Zoom in to Co-production Week
The last three months are the most trying I can remember for social care. COVID-19 has swept through the sector like a hurricane.
But this period has not been without some positives. As part of work for the Department of Health and Social Care (DHSC) on COVID-19, we regularly survey people working in social care or in receipt of care to ask them what is important and what is working well.
I've been impressed with the many examples we’ve heard about people who use services being able to do amazing things. Things like:
- Getting involved in decisions about their care
- Helping inform commissioning decisions
- Supporting the creation and sharing of information and advice on how best to spend personal budgets
- Encouraging volunteers to get involved.
Much of it has happened because people are communicating online. I call this co-production.
Co-production is about working in equal partnership with people using services, carers, families and citizens. Co-production offers the chance to transform social care and health provision to a model that that offers people real choice and control.
Let’s not lose the concept
Even though COVID-19 has driven us online, we must not let it drive this principle out of sight. This is why SCIE is pushing ahead with helping to organise the fifth Co-production Week from 6 July.
This year we will focus on how we can make co-production and citizen empowerment the new normal way we operate in social care after COVID-19. The theme: ‘Co-production in a changing world’ and we’ll be hosting a webinar, a podcast and a virtual workshop.
How can you contribute? Get involved by running your own events, or sending us your good practice. We will be very active on social media, so tweet away Tweet using #coproweek.
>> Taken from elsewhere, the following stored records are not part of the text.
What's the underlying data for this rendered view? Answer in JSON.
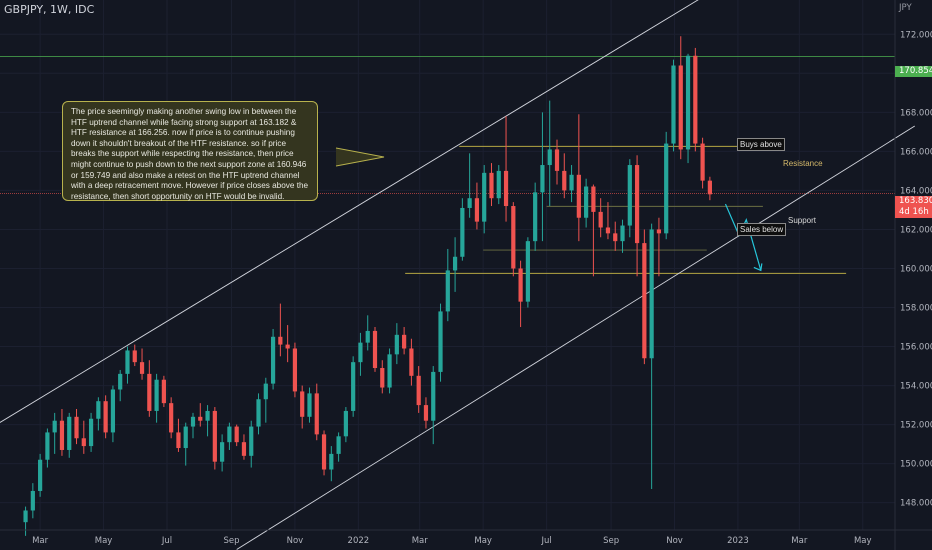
{
  "header": {
    "symbol": "GBPJPY, 1W, IDC",
    "currency": "JPY"
  },
  "annotation": {
    "text": "The price seemingly making another swing low in between the HTF uptrend channel while facing strong support at 163.182 & HTF resistance at 166.256. now if price is to continue pushing down it shouldn't breakout of the HTF resistance. so if price breaks the support while respecting the resistance, then price might continue to push down to the next support zone at 160.946 or 159.749 and also make a retest on the HTF uptrend channel with a deep retracement move. However if price closes above the resistance, then short opportunity on HTF would be invalid."
  },
  "labels": {
    "buys_above": "Buys above",
    "resistance": "Resistance",
    "support": "Support",
    "sales_below": "Sales below"
  },
  "price_labels": {
    "high": "170.854",
    "current": "163.830",
    "countdown": "4d 16h"
  },
  "colors": {
    "background": "#131722",
    "bull": "#26a69a",
    "bear": "#ef5350",
    "level_line": "#b5a642",
    "high_line": "#4caf50",
    "current_line": "#ef5350",
    "channel": "#d1d4dc",
    "arrow": "#26c6da"
  },
  "chart_data": {
    "type": "candlestick",
    "title": "GBPJPY, 1W, IDC",
    "y_unit": "JPY",
    "ylim": [
      146.6,
      173.5
    ],
    "y_ticks": [
      "172.000",
      "170.000",
      "168.000",
      "166.000",
      "164.000",
      "162.000",
      "160.000",
      "158.000",
      "156.000",
      "154.000",
      "152.000",
      "150.000",
      "148.000"
    ],
    "x_ticks": [
      "Mar",
      "May",
      "Jul",
      "Sep",
      "Nov",
      "2022",
      "Mar",
      "May",
      "Jul",
      "Sep",
      "Nov",
      "2023",
      "Mar",
      "May"
    ],
    "x_range": [
      "2021-02-01",
      "2023-06-01"
    ],
    "levels": {
      "resistance": 166.256,
      "support": 163.182,
      "support_zone_1": 160.946,
      "support_zone_2": 159.749,
      "high": 170.854,
      "current": 163.83
    },
    "candles": [
      {
        "date": "2021-02-15",
        "open": 147.0,
        "high": 147.8,
        "low": 146.3,
        "close": 147.6
      },
      {
        "date": "2021-02-22",
        "open": 147.6,
        "high": 149.0,
        "low": 147.2,
        "close": 148.6
      },
      {
        "date": "2021-03-01",
        "open": 148.6,
        "high": 150.5,
        "low": 148.3,
        "close": 150.2
      },
      {
        "date": "2021-03-08",
        "open": 150.2,
        "high": 151.8,
        "low": 149.8,
        "close": 151.6
      },
      {
        "date": "2021-03-15",
        "open": 151.6,
        "high": 152.6,
        "low": 150.5,
        "close": 152.2
      },
      {
        "date": "2021-03-22",
        "open": 152.2,
        "high": 152.8,
        "low": 150.4,
        "close": 150.7
      },
      {
        "date": "2021-03-29",
        "open": 150.7,
        "high": 152.6,
        "low": 150.3,
        "close": 152.4
      },
      {
        "date": "2021-04-05",
        "open": 152.4,
        "high": 152.8,
        "low": 151.0,
        "close": 151.3
      },
      {
        "date": "2021-04-12",
        "open": 151.3,
        "high": 152.2,
        "low": 150.5,
        "close": 150.9
      },
      {
        "date": "2021-04-19",
        "open": 150.9,
        "high": 152.6,
        "low": 150.6,
        "close": 152.3
      },
      {
        "date": "2021-04-26",
        "open": 152.3,
        "high": 153.4,
        "low": 151.7,
        "close": 153.2
      },
      {
        "date": "2021-05-03",
        "open": 153.2,
        "high": 153.5,
        "low": 151.3,
        "close": 151.6
      },
      {
        "date": "2021-05-10",
        "open": 151.6,
        "high": 154.0,
        "low": 151.1,
        "close": 153.8
      },
      {
        "date": "2021-05-17",
        "open": 153.8,
        "high": 154.8,
        "low": 153.2,
        "close": 154.6
      },
      {
        "date": "2021-05-24",
        "open": 154.6,
        "high": 156.0,
        "low": 154.1,
        "close": 155.8
      },
      {
        "date": "2021-05-31",
        "open": 155.8,
        "high": 156.1,
        "low": 155.0,
        "close": 155.2
      },
      {
        "date": "2021-06-07",
        "open": 155.2,
        "high": 155.9,
        "low": 154.3,
        "close": 154.6
      },
      {
        "date": "2021-06-14",
        "open": 154.6,
        "high": 155.3,
        "low": 152.4,
        "close": 152.7
      },
      {
        "date": "2021-06-21",
        "open": 152.7,
        "high": 154.6,
        "low": 152.1,
        "close": 154.3
      },
      {
        "date": "2021-06-28",
        "open": 154.3,
        "high": 154.5,
        "low": 152.9,
        "close": 153.1
      },
      {
        "date": "2021-07-05",
        "open": 153.1,
        "high": 153.4,
        "low": 151.3,
        "close": 151.6
      },
      {
        "date": "2021-07-12",
        "open": 151.6,
        "high": 152.3,
        "low": 150.6,
        "close": 150.8
      },
      {
        "date": "2021-07-19",
        "open": 150.8,
        "high": 152.1,
        "low": 149.9,
        "close": 151.9
      },
      {
        "date": "2021-07-26",
        "open": 151.9,
        "high": 152.6,
        "low": 151.3,
        "close": 152.4
      },
      {
        "date": "2021-08-02",
        "open": 152.4,
        "high": 153.1,
        "low": 151.9,
        "close": 152.2
      },
      {
        "date": "2021-08-09",
        "open": 152.2,
        "high": 153.0,
        "low": 151.4,
        "close": 152.7
      },
      {
        "date": "2021-08-16",
        "open": 152.7,
        "high": 152.9,
        "low": 149.7,
        "close": 150.1
      },
      {
        "date": "2021-08-23",
        "open": 150.1,
        "high": 151.5,
        "low": 149.6,
        "close": 151.1
      },
      {
        "date": "2021-08-30",
        "open": 151.1,
        "high": 152.1,
        "low": 150.7,
        "close": 151.9
      },
      {
        "date": "2021-09-06",
        "open": 151.9,
        "high": 152.0,
        "low": 150.9,
        "close": 151.1
      },
      {
        "date": "2021-09-13",
        "open": 151.1,
        "high": 151.5,
        "low": 150.2,
        "close": 150.4
      },
      {
        "date": "2021-09-20",
        "open": 150.4,
        "high": 152.2,
        "low": 149.8,
        "close": 151.9
      },
      {
        "date": "2021-09-27",
        "open": 151.9,
        "high": 153.6,
        "low": 151.5,
        "close": 153.3
      },
      {
        "date": "2021-10-04",
        "open": 153.3,
        "high": 154.4,
        "low": 152.1,
        "close": 154.1
      },
      {
        "date": "2021-10-11",
        "open": 154.1,
        "high": 156.9,
        "low": 153.8,
        "close": 156.5
      },
      {
        "date": "2021-10-18",
        "open": 156.5,
        "high": 158.2,
        "low": 155.5,
        "close": 156.1
      },
      {
        "date": "2021-10-25",
        "open": 156.1,
        "high": 157.1,
        "low": 155.2,
        "close": 155.9
      },
      {
        "date": "2021-11-01",
        "open": 155.9,
        "high": 156.2,
        "low": 153.4,
        "close": 153.7
      },
      {
        "date": "2021-11-08",
        "open": 153.7,
        "high": 154.0,
        "low": 151.8,
        "close": 152.4
      },
      {
        "date": "2021-11-15",
        "open": 152.4,
        "high": 153.9,
        "low": 152.1,
        "close": 153.6
      },
      {
        "date": "2021-11-22",
        "open": 153.6,
        "high": 154.1,
        "low": 151.2,
        "close": 151.5
      },
      {
        "date": "2021-11-29",
        "open": 151.5,
        "high": 151.7,
        "low": 149.4,
        "close": 149.7
      },
      {
        "date": "2021-12-06",
        "open": 149.7,
        "high": 150.9,
        "low": 149.1,
        "close": 150.5
      },
      {
        "date": "2021-12-13",
        "open": 150.5,
        "high": 151.6,
        "low": 150.1,
        "close": 151.4
      },
      {
        "date": "2021-12-20",
        "open": 151.4,
        "high": 152.9,
        "low": 151.1,
        "close": 152.7
      },
      {
        "date": "2021-12-27",
        "open": 152.7,
        "high": 155.5,
        "low": 152.4,
        "close": 155.2
      },
      {
        "date": "2022-01-03",
        "open": 155.2,
        "high": 156.7,
        "low": 154.5,
        "close": 156.2
      },
      {
        "date": "2022-01-10",
        "open": 156.2,
        "high": 157.6,
        "low": 155.8,
        "close": 156.8
      },
      {
        "date": "2022-01-17",
        "open": 156.8,
        "high": 157.0,
        "low": 154.7,
        "close": 154.9
      },
      {
        "date": "2022-01-24",
        "open": 154.9,
        "high": 155.3,
        "low": 153.6,
        "close": 153.9
      },
      {
        "date": "2022-01-31",
        "open": 153.9,
        "high": 155.9,
        "low": 153.6,
        "close": 155.6
      },
      {
        "date": "2022-02-07",
        "open": 155.6,
        "high": 157.2,
        "low": 155.1,
        "close": 156.6
      },
      {
        "date": "2022-02-14",
        "open": 156.6,
        "high": 157.0,
        "low": 155.6,
        "close": 155.9
      },
      {
        "date": "2022-02-21",
        "open": 155.9,
        "high": 156.4,
        "low": 154.0,
        "close": 154.5
      },
      {
        "date": "2022-02-28",
        "open": 154.5,
        "high": 155.0,
        "low": 152.6,
        "close": 153.0
      },
      {
        "date": "2022-03-07",
        "open": 153.0,
        "high": 153.4,
        "low": 151.8,
        "close": 152.2
      },
      {
        "date": "2022-03-14",
        "open": 152.2,
        "high": 155.0,
        "low": 151.0,
        "close": 154.7
      },
      {
        "date": "2022-03-21",
        "open": 154.7,
        "high": 158.2,
        "low": 154.2,
        "close": 157.8
      },
      {
        "date": "2022-03-28",
        "open": 157.8,
        "high": 161.0,
        "low": 157.3,
        "close": 159.9
      },
      {
        "date": "2022-04-04",
        "open": 159.9,
        "high": 161.6,
        "low": 158.8,
        "close": 160.6
      },
      {
        "date": "2022-04-11",
        "open": 160.6,
        "high": 163.6,
        "low": 160.4,
        "close": 163.1
      },
      {
        "date": "2022-04-18",
        "open": 163.1,
        "high": 165.9,
        "low": 162.6,
        "close": 163.6
      },
      {
        "date": "2022-04-25",
        "open": 163.6,
        "high": 164.4,
        "low": 162.0,
        "close": 162.4
      },
      {
        "date": "2022-05-02",
        "open": 162.4,
        "high": 165.3,
        "low": 161.8,
        "close": 164.9
      },
      {
        "date": "2022-05-09",
        "open": 164.9,
        "high": 165.4,
        "low": 163.2,
        "close": 163.6
      },
      {
        "date": "2022-05-16",
        "open": 163.6,
        "high": 165.3,
        "low": 163.3,
        "close": 165.0
      },
      {
        "date": "2022-05-23",
        "open": 165.0,
        "high": 167.8,
        "low": 162.4,
        "close": 163.2
      },
      {
        "date": "2022-05-30",
        "open": 163.2,
        "high": 163.4,
        "low": 159.6,
        "close": 160.0
      },
      {
        "date": "2022-06-06",
        "open": 160.0,
        "high": 160.4,
        "low": 157.0,
        "close": 158.3
      },
      {
        "date": "2022-06-13",
        "open": 158.3,
        "high": 161.6,
        "low": 158.0,
        "close": 161.4
      },
      {
        "date": "2022-06-20",
        "open": 161.4,
        "high": 164.4,
        "low": 160.9,
        "close": 163.9
      },
      {
        "date": "2022-06-27",
        "open": 163.9,
        "high": 168.0,
        "low": 161.4,
        "close": 165.3
      },
      {
        "date": "2022-07-04",
        "open": 165.3,
        "high": 168.6,
        "low": 163.2,
        "close": 166.1
      },
      {
        "date": "2022-07-11",
        "open": 166.1,
        "high": 166.6,
        "low": 164.3,
        "close": 165.0
      },
      {
        "date": "2022-07-18",
        "open": 165.0,
        "high": 165.9,
        "low": 163.6,
        "close": 164.0
      },
      {
        "date": "2022-07-25",
        "open": 164.0,
        "high": 165.3,
        "low": 163.4,
        "close": 164.8
      },
      {
        "date": "2022-08-01",
        "open": 164.8,
        "high": 167.9,
        "low": 161.4,
        "close": 162.6
      },
      {
        "date": "2022-08-08",
        "open": 162.6,
        "high": 164.6,
        "low": 162.1,
        "close": 164.2
      },
      {
        "date": "2022-08-15",
        "open": 164.2,
        "high": 164.3,
        "low": 159.6,
        "close": 162.9
      },
      {
        "date": "2022-08-22",
        "open": 162.9,
        "high": 163.6,
        "low": 161.6,
        "close": 162.1
      },
      {
        "date": "2022-08-29",
        "open": 162.1,
        "high": 163.4,
        "low": 161.5,
        "close": 161.8
      },
      {
        "date": "2022-09-05",
        "open": 161.8,
        "high": 162.4,
        "low": 160.9,
        "close": 161.4
      },
      {
        "date": "2022-09-12",
        "open": 161.4,
        "high": 162.5,
        "low": 160.8,
        "close": 162.2
      },
      {
        "date": "2022-09-19",
        "open": 162.2,
        "high": 165.6,
        "low": 161.6,
        "close": 165.3
      },
      {
        "date": "2022-09-26",
        "open": 165.3,
        "high": 165.8,
        "low": 159.6,
        "close": 161.3
      },
      {
        "date": "2022-10-03",
        "open": 161.3,
        "high": 162.0,
        "low": 155.1,
        "close": 155.4
      },
      {
        "date": "2022-10-10",
        "open": 155.4,
        "high": 162.3,
        "low": 148.7,
        "close": 162.0
      },
      {
        "date": "2022-10-17",
        "open": 162.0,
        "high": 162.6,
        "low": 159.6,
        "close": 161.8
      },
      {
        "date": "2022-10-24",
        "open": 161.8,
        "high": 167.0,
        "low": 161.5,
        "close": 166.4
      },
      {
        "date": "2022-10-31",
        "open": 166.4,
        "high": 170.7,
        "low": 166.0,
        "close": 170.4
      },
      {
        "date": "2022-11-07",
        "open": 170.4,
        "high": 171.9,
        "low": 165.6,
        "close": 166.1
      },
      {
        "date": "2022-11-14",
        "open": 166.1,
        "high": 171.0,
        "low": 165.4,
        "close": 170.9
      },
      {
        "date": "2022-11-21",
        "open": 170.9,
        "high": 171.3,
        "low": 166.0,
        "close": 166.4
      },
      {
        "date": "2022-11-28",
        "open": 166.4,
        "high": 166.7,
        "low": 164.1,
        "close": 164.5
      },
      {
        "date": "2022-12-05",
        "open": 164.5,
        "high": 164.7,
        "low": 163.5,
        "close": 163.8
      }
    ]
  }
}
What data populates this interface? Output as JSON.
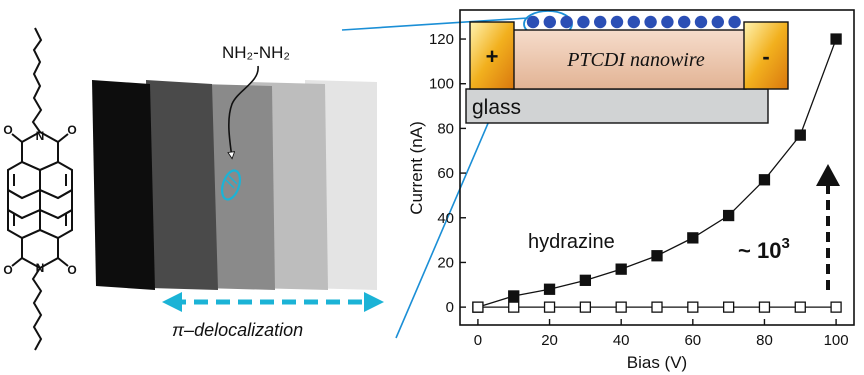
{
  "figure": {
    "hydrazine_formula": "NH₂-NH₂",
    "delocalization_label": "π–delocalization",
    "arrow_color": "#1bb3d6",
    "sheet_colors": [
      "#0d0d0d",
      "#4a4a4a",
      "#8a8a8a",
      "#bdbdbd",
      "#e4e4e4"
    ],
    "molecule_atom_labels": [
      "O",
      "N",
      "O",
      "O",
      "N",
      "O"
    ]
  },
  "inset": {
    "wire_label": "PTCDI nanowire",
    "substrate_label": "glass",
    "electrode_positive": "+",
    "electrode_negative": "-",
    "electrode_color": "#f2b01e",
    "wire_color": "#e9c3a6",
    "glass_color": "#d1d3d4",
    "dot_color": "#2b4fb5"
  },
  "annotations": {
    "series_label": "hydrazine",
    "ratio_prefix": "~ 10",
    "ratio_exponent": "3"
  },
  "chart_data": {
    "type": "line",
    "xlabel": "Bias (V)",
    "ylabel": "Current (nA)",
    "xlim": [
      -5,
      105
    ],
    "ylim": [
      -8,
      133
    ],
    "xticks": [
      0,
      20,
      40,
      60,
      80,
      100
    ],
    "yticks": [
      0,
      20,
      40,
      60,
      80,
      100,
      120
    ],
    "grid": false,
    "series": [
      {
        "marker": "filled-square",
        "x": [
          0,
          10,
          20,
          30,
          40,
          50,
          60,
          70,
          80,
          90,
          100
        ],
        "y": [
          0,
          5,
          8,
          12,
          17,
          23,
          31,
          41,
          57,
          77,
          120
        ]
      },
      {
        "marker": "open-square",
        "x": [
          0,
          10,
          20,
          30,
          40,
          50,
          60,
          70,
          80,
          90,
          100
        ],
        "y": [
          0,
          0,
          0,
          0,
          0,
          0,
          0,
          0,
          0,
          0,
          0
        ]
      }
    ]
  }
}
I am certain we will emerge out of this crisis stronger. But to do this we need to build services which are shaped around the needs and aspirations of people who receive services.
As my colleague Ossie Stewart, a SCIE Trustee and equality and diversity consultant who employs personal assistants and manages his own care, recently wrote:
“The time has come to rethink what social care means and who delivers it. Listening to people is key. Without this, a transformation of the social care world cannot happen, and an opportunity is missed.”